A inteligência fluida é típica da vivacidade dos jovens, e a inteligência cristalizada faz uso da experiência dos mais velhos

Desde que o psicólogo francês Alfred Binet, há mais de cem anos, inventou um índice para medir a inteligência —o QI, quociente de inteligência — os neurocientistas cognitivos não param de se indagar qual a base cerebral dessa notável capacidade humana. Depois de um século de discussões acirradas, outro psicólogo, o americano Howard Gardner, propôs subtipos de inteligência: musical, corporal, linguística, lógico-matemática, e por aí vai. Ao mesmo tempo, uma alternativa de “terceira via” foi proposta pelo inglês Raymond Cattell: apenas duas modalidades de inteligência seriam suficientes para explicar o que somos capazes de fazer com a cuca. Um tipo de inteligência nos capacita a lidar criativamente com o novo, ligando os pontos que o ambiente nos oferece a todo momento. É a inteligência fluida. Outro tipo faz uso do imenso acervo de dados que o nosso cérebro acumula para tirar conclusões. É a inteligência cristalizada.

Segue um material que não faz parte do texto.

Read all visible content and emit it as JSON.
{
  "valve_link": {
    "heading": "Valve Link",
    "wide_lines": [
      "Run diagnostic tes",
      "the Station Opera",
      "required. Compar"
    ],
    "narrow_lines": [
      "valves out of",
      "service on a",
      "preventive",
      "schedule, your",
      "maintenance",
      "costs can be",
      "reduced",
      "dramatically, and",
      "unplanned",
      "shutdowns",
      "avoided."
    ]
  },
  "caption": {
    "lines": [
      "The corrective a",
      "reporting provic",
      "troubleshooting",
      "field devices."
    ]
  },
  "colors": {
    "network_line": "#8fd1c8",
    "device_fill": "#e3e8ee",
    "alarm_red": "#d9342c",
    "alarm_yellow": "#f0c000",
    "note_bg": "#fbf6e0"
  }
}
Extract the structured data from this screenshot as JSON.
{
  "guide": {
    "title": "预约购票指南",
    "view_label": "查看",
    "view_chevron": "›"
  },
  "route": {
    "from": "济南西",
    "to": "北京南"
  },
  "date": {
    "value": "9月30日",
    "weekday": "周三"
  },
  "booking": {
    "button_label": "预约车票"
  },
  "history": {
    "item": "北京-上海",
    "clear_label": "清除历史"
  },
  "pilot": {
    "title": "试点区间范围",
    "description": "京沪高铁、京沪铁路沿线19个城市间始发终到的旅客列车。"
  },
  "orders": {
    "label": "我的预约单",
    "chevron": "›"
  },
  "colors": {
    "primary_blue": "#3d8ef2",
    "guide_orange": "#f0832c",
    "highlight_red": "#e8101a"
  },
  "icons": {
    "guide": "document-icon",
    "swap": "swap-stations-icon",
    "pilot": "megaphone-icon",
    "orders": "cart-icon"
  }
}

Noves fora as polêmicas relacionadas a extrapolações preconceituosas, o fato é que o QI sobreviveu como métrica para avaliar as capacidades cognitivas das pessoas. O QI das inteligências de Gardner parece dar conta da diversidade de competências naturais e educacionais que os seres humanos desenvolvem. E o QI de Cattell considera as diferenças etárias: a inteligência fluida é típica da vivacidade dos jovens, e a inteligência cristalizada faz uso da experiência dos mais velhos. A diferença pressupõe que os jovens ainda não acumularam vivências para desenvolver sua inteligência cristalizada, e que os velhos perderam pontos na sua inteligência fluida. Será verdade?

Os cientistas parecem confirmar essa conclusão, e não param de produzir trabalhos que nos fornecem detalhes das redes cerebrais envolvidas com cada uma dessas várias inteligências. O último artigo que li a respeito foi publicado há dois meses, e avalia o declínio da inteligência fluida com a idade, além de alguns fatores ambientais que podem modificar esse percurso. Um grupo de pesquisadores ingleses recrutou um numeroso grupo de voluntários entre 20 e 90 anos, e aplicou testes desenvolvidos por Cattell para avaliar quantitativamente o QI do tipo fluido. Assim: se você visualizar 4 desenhos abstratos lado a lado, sendo 3 parecidos e um diferente, será capaz de identificar o diferente. Mas… depende da diferença.
 
Nada a ver diretamente com a sua cultura ou nível educacional. O teste pode ser ultra fácil (3 retângulos inclinados e um círculo, por exemplo), ou gradativamente mais difícil (os 3 retângulos iguais e um outro ligeiramente menor). Naturalmente, os testes são cuidadosamente validados, e o tempo que o voluntário leva para encontrar a solução é medido. Foi isso que fizeram os autores, só que aplicaram os testes com os voluntários dentro da máquina de ressonância magnética.
 

Os resultados foram cruéis. Entre os 20 e os 90 anos, houve uma perda de 7 pontos de QI por década. Além disso, a ativação da rede cerebral que processa esse tipo de raciocínio característico da inteligência fluida declina em paralelo com a perda de QI. A rede cerebral avaliada chama-se, bem a propósito, rede de múltiplas demandas, e inclui regiões situadas na frente e ao lado do cérebro, em torno dos olhos. O mais interessante e animador, no entanto, foi a constatação que os pesquisadores fizeram (e mediram) de que a atividade física impacta positivamente esse fenômeno: o declínio do QI e da atividade cerebral correspondente é menor. E mais: a variedade das atividades físicas é que faz a diferença, não tanto a sua frequência ou intensidade.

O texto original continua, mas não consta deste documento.